In several coaching conversations I have found myself referencing James Stockdale’s quotation describing how he faced torture and confinement as a prisoner of war in Vietnam. On most occasions I used the Jim Collins’ derivation of his original writing in Good to Great, which describes the leadership characteristics that support success in business. He coined the phrase ‘Stockdale Paradox’ which states that to be successful in the face of challenge it is necessary find the right balance between optimism and realism. From this paradox come workplace phrases like ‘hope for the best, prepare for the worst’ which, for me, misses the point. There is greater relevance in Stockdale’s original words “You must never confuse faith that you will prevail in the end — which you can never afford to lose — with the discipline to confront the most brutal facts of your current reality, whatever they might be”. This means that having set an expectation we need to go about meeting it with all the resources at our disposal. We need to take care not to create a dependency on something over which we have no influence. We need to balance optimism with realism. This applies in our self-management, in our leadership roles, and it is also playing out on the national stage in the government’s management of the pandemic.

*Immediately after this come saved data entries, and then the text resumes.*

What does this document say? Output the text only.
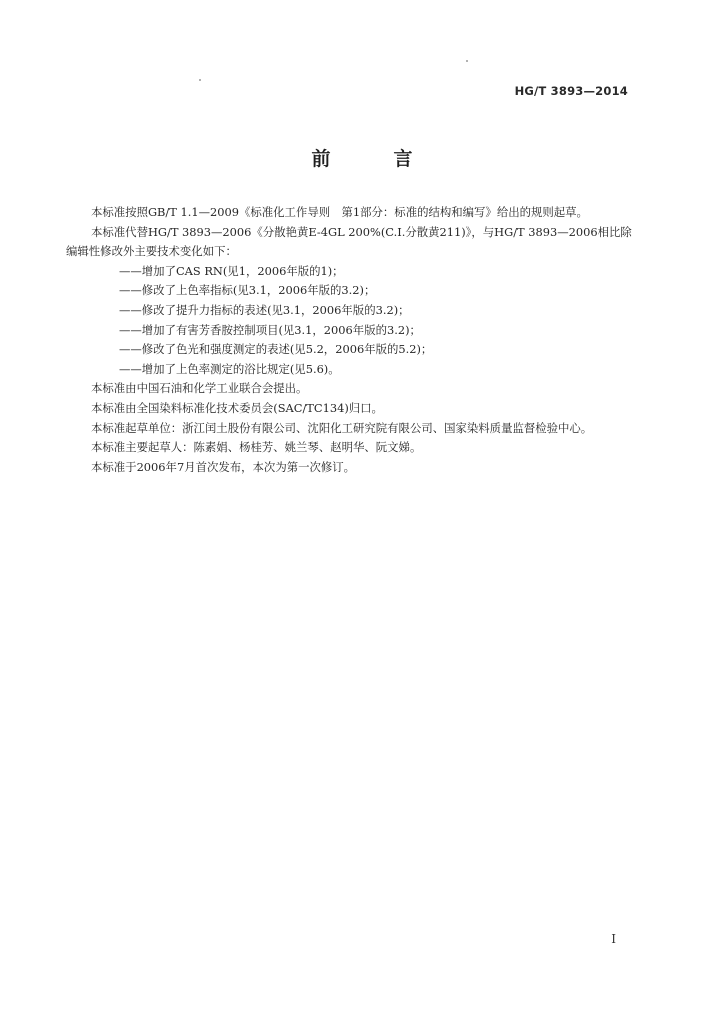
HG/T 3893—2014
前　言

本标准按照GB/T 1.1—2009《标准化工作导则　第1部分：标准的结构和编写》给出的规则起草。

本标准代替HG/T 3893—2006《分散艳黄E-4GL 200%(C.I.分散黄211)》，与HG/T 3893—2006相比除编辑性修改外主要技术变化如下：

——增加了CAS RN(见1，2006年版的1)；

——修改了上色率指标(见3.1，2006年版的3.2)；

——修改了提升力指标的表述(见3.1，2006年版的3.2)；

——增加了有害芳香胺控制项目(见3.1，2006年版的3.2)；

——修改了色光和强度测定的表述(见5.2，2006年版的5.2)；

——增加了上色率测定的浴比规定(见5.6)。

本标准由中国石油和化学工业联合会提出。

本标准由全国染料标准化技术委员会(SAC/TC134)归口。

本标准起草单位：浙江闰土股份有限公司、沈阳化工研究院有限公司、国家染料质量监督检验中心。

本标准主要起草人：陈素娟、杨桂芳、姚兰琴、赵明华、阮文娣。

本标准于2006年7月首次发布，本次为第一次修订。

I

In response to Covid-19, our government has done its best in unprecedented circumstances. No doubt there have been mistakes but it is unlikely a blueprint for successful pandemic management exists. What we all hope for is that we are closer to that blueprint now than we were a year ago. Failing to learn from our collective experience will be unforgiveable. In the here and now the one thing that causes my blood pressure to rise is hearing an expectation being set when there is every reason to believe that it cannot be met. Take as an example the absurdity of saying in late October that the reason for a second national lockdown was to ensure that Christmas could be celebrated, almost as per normal. You can’t say you are having decision making ‘led by science’ one minute and then make a crystal ball related commitment the next. As we all now know along came a viral game changer, a collection of mutations leading to a new strain. Horrible though it is this is not hot news. It’s no surprise. Viruses mutate very quickly and can establish new differentially virulent strains pretty much at the drop of a hat. So, an expectation created by our political leaders was not met and with that I have little doubt that at a population level, trust has been eroded.

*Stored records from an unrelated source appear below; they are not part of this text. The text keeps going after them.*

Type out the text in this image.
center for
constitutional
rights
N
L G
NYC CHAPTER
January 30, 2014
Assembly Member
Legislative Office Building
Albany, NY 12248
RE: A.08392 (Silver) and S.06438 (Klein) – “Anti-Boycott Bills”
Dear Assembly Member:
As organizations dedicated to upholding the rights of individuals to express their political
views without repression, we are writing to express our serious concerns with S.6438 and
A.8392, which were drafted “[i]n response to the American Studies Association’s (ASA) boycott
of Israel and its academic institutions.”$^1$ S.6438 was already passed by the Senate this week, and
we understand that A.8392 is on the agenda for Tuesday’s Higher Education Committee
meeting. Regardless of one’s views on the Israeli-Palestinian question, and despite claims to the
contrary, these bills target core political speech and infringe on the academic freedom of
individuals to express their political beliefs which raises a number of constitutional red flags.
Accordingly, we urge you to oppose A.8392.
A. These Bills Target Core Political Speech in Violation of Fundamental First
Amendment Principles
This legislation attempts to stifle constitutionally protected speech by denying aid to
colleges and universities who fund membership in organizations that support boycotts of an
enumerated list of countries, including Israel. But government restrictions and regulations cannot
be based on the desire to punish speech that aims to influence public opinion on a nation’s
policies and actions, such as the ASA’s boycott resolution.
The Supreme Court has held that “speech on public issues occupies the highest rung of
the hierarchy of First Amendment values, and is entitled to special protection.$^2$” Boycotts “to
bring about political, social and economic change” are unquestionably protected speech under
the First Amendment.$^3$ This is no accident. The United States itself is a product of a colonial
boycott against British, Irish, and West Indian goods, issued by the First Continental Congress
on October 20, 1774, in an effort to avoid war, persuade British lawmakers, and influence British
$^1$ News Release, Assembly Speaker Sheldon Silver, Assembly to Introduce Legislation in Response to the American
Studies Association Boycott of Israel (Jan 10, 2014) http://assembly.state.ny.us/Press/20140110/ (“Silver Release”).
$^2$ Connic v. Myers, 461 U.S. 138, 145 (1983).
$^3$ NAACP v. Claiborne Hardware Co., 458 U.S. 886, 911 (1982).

The Brexit deal narrative has played with expectations in a rather different way. In the last few months of this year the tone was that negotiations were going badly and that a no deal outcome was likely. As the deadline loomed the gloom deepened until ‘Hey Presto’ a deal was struck, captured in a 2000 page document. Victory is snatched from the jaws of certain defeat! I mean really, has there been any meaningful negotiation that has not gone right down to the wire? By managing expectations in this way are we less inclined to question the nature of the deal as we heave a sigh of relief that we have one? Isn’t it a bit like all of the major roadworks projects that concluded with signage saying, ‘Completed 3 months earlier than expected’. Seeing these signs once or twice did encourage a sense of shared delight in expectations not just being met, but exceeded. Seeing them time and again only led to the view that expectations were clearly not being set correctly in the first place and we the road users were being taken for fools!

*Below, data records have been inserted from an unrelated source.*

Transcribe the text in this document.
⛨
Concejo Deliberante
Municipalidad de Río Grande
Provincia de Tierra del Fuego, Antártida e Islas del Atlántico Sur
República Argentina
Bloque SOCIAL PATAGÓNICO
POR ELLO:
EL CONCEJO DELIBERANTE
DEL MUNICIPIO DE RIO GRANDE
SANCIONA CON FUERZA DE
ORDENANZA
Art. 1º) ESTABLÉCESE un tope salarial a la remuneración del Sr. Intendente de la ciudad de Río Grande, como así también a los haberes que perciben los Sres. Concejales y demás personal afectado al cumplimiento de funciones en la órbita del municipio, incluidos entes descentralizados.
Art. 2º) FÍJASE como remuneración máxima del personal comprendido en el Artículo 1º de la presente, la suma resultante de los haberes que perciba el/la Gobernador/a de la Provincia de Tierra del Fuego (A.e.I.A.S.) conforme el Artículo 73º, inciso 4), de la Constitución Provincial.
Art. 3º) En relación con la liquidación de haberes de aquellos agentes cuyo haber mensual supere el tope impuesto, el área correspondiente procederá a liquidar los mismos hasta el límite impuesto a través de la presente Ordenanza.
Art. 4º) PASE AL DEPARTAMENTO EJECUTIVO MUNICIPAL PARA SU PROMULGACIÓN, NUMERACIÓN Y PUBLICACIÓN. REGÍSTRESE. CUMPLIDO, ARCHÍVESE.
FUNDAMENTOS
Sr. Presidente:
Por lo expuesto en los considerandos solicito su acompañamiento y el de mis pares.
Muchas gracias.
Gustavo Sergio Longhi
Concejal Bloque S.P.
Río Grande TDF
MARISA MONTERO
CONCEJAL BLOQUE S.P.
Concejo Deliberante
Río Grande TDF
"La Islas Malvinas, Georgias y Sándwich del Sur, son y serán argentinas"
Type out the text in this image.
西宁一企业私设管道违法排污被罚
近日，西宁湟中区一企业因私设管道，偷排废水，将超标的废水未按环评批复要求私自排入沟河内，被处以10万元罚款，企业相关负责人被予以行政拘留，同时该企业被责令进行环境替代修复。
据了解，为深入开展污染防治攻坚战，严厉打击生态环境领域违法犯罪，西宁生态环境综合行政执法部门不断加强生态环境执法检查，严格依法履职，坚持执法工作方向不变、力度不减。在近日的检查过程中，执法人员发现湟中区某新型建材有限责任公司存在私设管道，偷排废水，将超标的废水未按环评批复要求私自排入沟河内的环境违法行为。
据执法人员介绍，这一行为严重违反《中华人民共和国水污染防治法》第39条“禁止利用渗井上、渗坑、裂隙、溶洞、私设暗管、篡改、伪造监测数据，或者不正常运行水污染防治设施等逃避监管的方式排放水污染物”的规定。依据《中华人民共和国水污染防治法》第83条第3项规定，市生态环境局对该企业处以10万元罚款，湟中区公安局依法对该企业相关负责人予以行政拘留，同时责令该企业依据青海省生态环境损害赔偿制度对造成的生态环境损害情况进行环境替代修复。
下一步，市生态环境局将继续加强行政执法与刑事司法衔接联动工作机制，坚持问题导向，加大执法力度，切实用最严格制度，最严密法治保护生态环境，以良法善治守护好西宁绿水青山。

As I am typing this I have been listening to the latest briefing on the Covid situation in England. It was not easy listening, yet I did note BJ held back from making any time dependent promises. Evidence of the learning referred to above perhaps? In 2021 I look forward to building on my own personal and professional learning throughout 2020. I suspect that I will need to remind myself of James Stockdale’s words from time to time, in pursuit of finding my own ideal balance of optimism and realism.